There’s not much original content in this issue, but that’s fine because there’s a lot of great blog posts out there! There’s a call for contributions open now, so we should see more original content that in future issues.
What’s in the book
Most of the book is blog posts and random tables (user adventurearth has put together a list of links on /r/osr), then towards the end there’s 60 pages of maps, monsters, new classes, and a few short adventures.
There’s some big names from the OSR scene. A few I recognised are Emmy Allen (cavegirl), Arnold K (Goblin Punch), Ben Milton (Questing Beast), and Gavin Norman (Necrotic Gnome).
I’ve found immediate practical use from a few of the articles:
- Monster Design from Classics - The Lich and Just Use Bears, for monster design.
- Dungeon Checklist and The Labors of Hercules as OSR Obstacles, for adventure design.
- 8 statues encounters, where I’ve just lifted one for an adventure I’m writing.
I love this “something to experiment with” from the Dungeon Checklist:
A boat golem that flees from loud noises. You can direct it by standing at the back of it and shouting.
Such a fun image.
There are a few more “theory” heavy articles, like Leaving Kansas, that I want to return to and think about some more.
Other than in paper size, the book really feels like a magazine. The pages are nice and glossy, there’s art on almost every two-page spread, and each article has a distinct layout.
It might sound jarring, but the art-heavy varied-layout style really works in this case, because the articles are all independent.
My only complaints
Are very minor, really. Certainly not show-stoppers.
Firstly, the spine is printed upside down. Look at it compared to some of my other RPG books:
Apparently that might be a French thing.
Secondly, there’s a surprising number of typos! It’s clear that a lot of effort went into the layout of this zine, so it’s surprising to me that there are issues like missing spaces or misspelled words. The Useless Magical Loot article is particularly bad for this.
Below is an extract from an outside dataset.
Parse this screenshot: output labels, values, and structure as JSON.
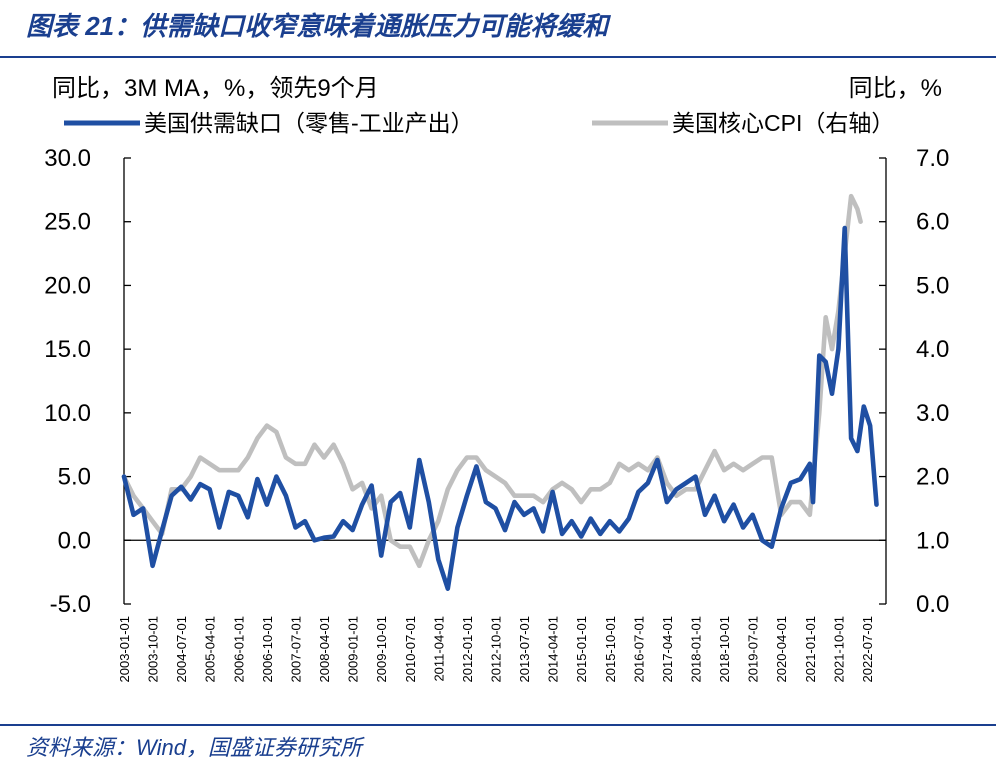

Even the foreword, right at the start of the book, misspells “millenials” (should have two “n”s).
And finally, there are a few small inconsistencies in the text. Like the spine saying “An Old School Gaming Bric-a-Brac” but the inside cover saying “An Adventure Gaming Bric-a-brac”.
None of these are major problems though, and I’ve seen a few other people mention them, so I hope the editing will improve a bit for issue #2.